Logs a message at a DEBUG level. This function returns nothing.

%log.debug("Now processing %interpreter(...filename):%interpreter(...line)")

The DEBUG messages are printed only when the server has the debug flag set.

%log.info(<string>)

Logs a message at a INFO level. This function returns nothing.

%log.info("Doing something useful now")

The INFO messages are always logged. We suggest using these messages only to log special or unusual events. Producing multiple log messages per packet is not recommended, and can have a surprisingly large (and negative) impact on performance.

Deprecated or removed Expansions.

%expr(<string>)

This expansion has been removed. Instead, just use %{ …​ }.

&reply.Reply-Message := "The 1 + 2 = %{1 + 2}"

%integer(..)

This expansion has been removed.

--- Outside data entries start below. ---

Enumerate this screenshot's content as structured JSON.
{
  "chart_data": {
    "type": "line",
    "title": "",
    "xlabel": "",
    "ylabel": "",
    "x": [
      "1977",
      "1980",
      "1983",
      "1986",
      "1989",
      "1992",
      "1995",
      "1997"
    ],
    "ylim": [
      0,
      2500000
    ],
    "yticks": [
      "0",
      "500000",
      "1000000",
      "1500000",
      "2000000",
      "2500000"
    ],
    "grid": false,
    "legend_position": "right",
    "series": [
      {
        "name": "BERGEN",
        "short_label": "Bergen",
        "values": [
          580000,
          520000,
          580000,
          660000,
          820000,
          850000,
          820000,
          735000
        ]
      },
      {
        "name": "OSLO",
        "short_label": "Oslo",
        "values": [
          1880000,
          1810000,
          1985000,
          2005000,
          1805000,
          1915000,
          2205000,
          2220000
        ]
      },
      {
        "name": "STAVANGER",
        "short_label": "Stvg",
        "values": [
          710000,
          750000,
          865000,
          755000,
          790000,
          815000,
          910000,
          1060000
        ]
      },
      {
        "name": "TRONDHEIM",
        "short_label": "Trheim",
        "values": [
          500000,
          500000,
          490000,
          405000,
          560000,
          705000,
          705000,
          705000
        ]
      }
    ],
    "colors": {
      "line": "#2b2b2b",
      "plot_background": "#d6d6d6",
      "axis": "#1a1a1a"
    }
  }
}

Instead, just use %{(integer) …​} with math inside of the brackets.

&reply.Reply-Message := "Value of Service-Type is %{(integer) &Service-Type}"

%pack(%{Attribute-Name}%{Attribute-Name}...)

Pack multiple multiple attributes and/or literals into a binary string. For best results, each attribute passed to pack should be fixed size. That is, not data type octets or string as the length of those values will not be encoded.

See also the unpack module, which is the inverse to pack.

Example
&reply.Class := "%pack(%{reply.Framed-IP-Address}%{NAS-IP-Address}}"

It is easier to just use casting and string append:

Better example
&reply.Class := (octets) &Framed-IP-Address + (octets) &NAS-IP-Address.

%string(…​)

This expansion has been removed. Instead, just use %{(string) …​} with math inside of the brackets.

&reply.Reply-Message := "The printable version of Class is %{(string) &Class}"

%strlen( …​ )

This expansion is deprecated and will be removed. Just use %length(…​) instead.